California is an appealing option for those lawyers who are admitted to practice law in jurisdictions outside the U.S. because they can apply to take the California bar exam as "attorney applicants." (This is in contrast to the New York Bar, which requires most internationally educated lawyers to complete a U.S. LL.M. with a number of American law courses). Please see the California Bar Examination Instructions on eligibility of Attorney Applicants. See also http://admissions.calbar.ca.gov/LinkClick.aspx?fileticket=MK-p_BBvcAE%3D&tabid=265.

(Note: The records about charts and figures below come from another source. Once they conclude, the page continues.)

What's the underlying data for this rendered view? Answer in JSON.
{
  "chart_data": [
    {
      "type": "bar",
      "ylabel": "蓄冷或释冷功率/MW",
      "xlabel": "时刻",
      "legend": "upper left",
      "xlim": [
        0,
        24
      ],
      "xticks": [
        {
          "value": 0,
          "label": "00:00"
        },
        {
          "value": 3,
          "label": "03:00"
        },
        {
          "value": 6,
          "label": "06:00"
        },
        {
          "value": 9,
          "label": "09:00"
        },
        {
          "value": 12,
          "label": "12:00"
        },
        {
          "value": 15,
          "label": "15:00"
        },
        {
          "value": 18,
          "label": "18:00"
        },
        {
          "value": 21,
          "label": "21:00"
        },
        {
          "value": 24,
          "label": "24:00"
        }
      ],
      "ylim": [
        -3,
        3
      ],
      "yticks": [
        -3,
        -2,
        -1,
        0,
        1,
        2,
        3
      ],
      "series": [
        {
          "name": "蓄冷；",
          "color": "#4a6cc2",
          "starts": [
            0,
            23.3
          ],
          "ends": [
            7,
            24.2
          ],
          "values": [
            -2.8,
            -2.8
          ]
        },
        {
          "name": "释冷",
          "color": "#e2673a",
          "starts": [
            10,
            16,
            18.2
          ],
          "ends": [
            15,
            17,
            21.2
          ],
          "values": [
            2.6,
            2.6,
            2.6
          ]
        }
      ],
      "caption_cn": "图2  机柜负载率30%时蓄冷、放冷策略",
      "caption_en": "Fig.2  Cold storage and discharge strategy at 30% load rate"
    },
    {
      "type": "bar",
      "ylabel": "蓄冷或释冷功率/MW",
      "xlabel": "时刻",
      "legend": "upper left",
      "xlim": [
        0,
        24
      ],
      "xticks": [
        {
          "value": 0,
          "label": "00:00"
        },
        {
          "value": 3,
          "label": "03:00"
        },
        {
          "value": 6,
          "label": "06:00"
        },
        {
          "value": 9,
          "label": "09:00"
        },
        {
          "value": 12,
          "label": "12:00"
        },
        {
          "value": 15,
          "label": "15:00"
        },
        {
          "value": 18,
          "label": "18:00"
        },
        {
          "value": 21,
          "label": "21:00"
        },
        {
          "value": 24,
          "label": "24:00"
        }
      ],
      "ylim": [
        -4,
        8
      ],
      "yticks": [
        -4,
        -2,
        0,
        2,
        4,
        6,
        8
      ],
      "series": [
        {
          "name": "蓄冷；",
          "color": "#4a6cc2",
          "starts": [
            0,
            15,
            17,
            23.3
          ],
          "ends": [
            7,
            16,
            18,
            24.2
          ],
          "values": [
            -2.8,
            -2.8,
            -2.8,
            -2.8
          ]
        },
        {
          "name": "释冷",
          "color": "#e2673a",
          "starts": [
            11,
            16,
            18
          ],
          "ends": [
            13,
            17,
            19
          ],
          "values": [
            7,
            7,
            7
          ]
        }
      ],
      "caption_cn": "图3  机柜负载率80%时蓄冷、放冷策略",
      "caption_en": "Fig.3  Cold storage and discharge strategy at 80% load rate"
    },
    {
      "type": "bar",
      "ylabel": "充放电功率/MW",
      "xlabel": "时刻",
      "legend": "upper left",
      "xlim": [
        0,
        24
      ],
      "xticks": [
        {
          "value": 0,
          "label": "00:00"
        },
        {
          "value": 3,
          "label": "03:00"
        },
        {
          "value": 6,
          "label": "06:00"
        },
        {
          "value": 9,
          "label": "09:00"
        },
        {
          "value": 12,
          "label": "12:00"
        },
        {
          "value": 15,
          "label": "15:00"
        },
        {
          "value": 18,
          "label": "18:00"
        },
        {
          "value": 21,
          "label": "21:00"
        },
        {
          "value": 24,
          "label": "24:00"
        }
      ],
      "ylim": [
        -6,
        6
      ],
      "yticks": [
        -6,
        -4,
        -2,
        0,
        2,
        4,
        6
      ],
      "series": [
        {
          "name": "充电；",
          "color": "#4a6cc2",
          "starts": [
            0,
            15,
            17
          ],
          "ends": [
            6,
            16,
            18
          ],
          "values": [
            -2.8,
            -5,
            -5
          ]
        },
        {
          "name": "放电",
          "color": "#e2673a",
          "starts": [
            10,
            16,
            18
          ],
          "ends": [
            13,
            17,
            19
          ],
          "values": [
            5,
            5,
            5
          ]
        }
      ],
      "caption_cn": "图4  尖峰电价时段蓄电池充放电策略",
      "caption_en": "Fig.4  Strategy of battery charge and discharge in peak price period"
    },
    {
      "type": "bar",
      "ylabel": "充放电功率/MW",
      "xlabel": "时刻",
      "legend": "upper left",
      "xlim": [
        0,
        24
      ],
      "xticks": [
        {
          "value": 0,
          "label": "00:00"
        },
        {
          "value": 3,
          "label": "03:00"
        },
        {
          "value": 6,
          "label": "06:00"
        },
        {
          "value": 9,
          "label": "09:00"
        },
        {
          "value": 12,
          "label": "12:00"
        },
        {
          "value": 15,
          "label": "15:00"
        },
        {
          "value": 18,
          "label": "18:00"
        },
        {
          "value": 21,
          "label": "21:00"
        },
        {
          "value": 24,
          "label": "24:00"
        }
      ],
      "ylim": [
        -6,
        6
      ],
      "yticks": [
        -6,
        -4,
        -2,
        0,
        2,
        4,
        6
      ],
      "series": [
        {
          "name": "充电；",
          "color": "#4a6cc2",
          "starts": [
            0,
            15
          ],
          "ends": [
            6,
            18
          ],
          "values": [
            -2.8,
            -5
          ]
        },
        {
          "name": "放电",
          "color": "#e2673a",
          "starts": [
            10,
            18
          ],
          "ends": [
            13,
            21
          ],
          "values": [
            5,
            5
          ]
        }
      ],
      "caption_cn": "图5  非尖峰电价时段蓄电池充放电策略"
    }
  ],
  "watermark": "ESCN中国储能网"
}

For foreign-educated lawyers who have not yet been admitted to practice in their home jurisdiction, however, it is more difficult to establish California bar eligibility.Internationally educated lawyers not admitted elsewhere would need to complete a U.S. LL.M. that meets requirements specified by the California Bar. The requirements include taking at least 12 credits in at least four separate subjects tested on the California Bar Exam, including a course that covers the California Rules of Conduct and relevant sections of the California Business and Professions Code, the ABA Model Rules of Professional Conduct, and leading federal and state case law on the subject. (Georgetown's Professional Responsibility class does not meet that standard.)See also

http://admissions.calbar.ca.gov/Education/LegalEducation/ForeignEducation.aspx

LL.M. graduates who are not yet admitted to practice in their home country may, of course, consider taking the California bar later in their careers. Once admitted to the practice of law outside the U.S., you then become eligible for the California Bar Exam as an attorney applicant, as discussed above.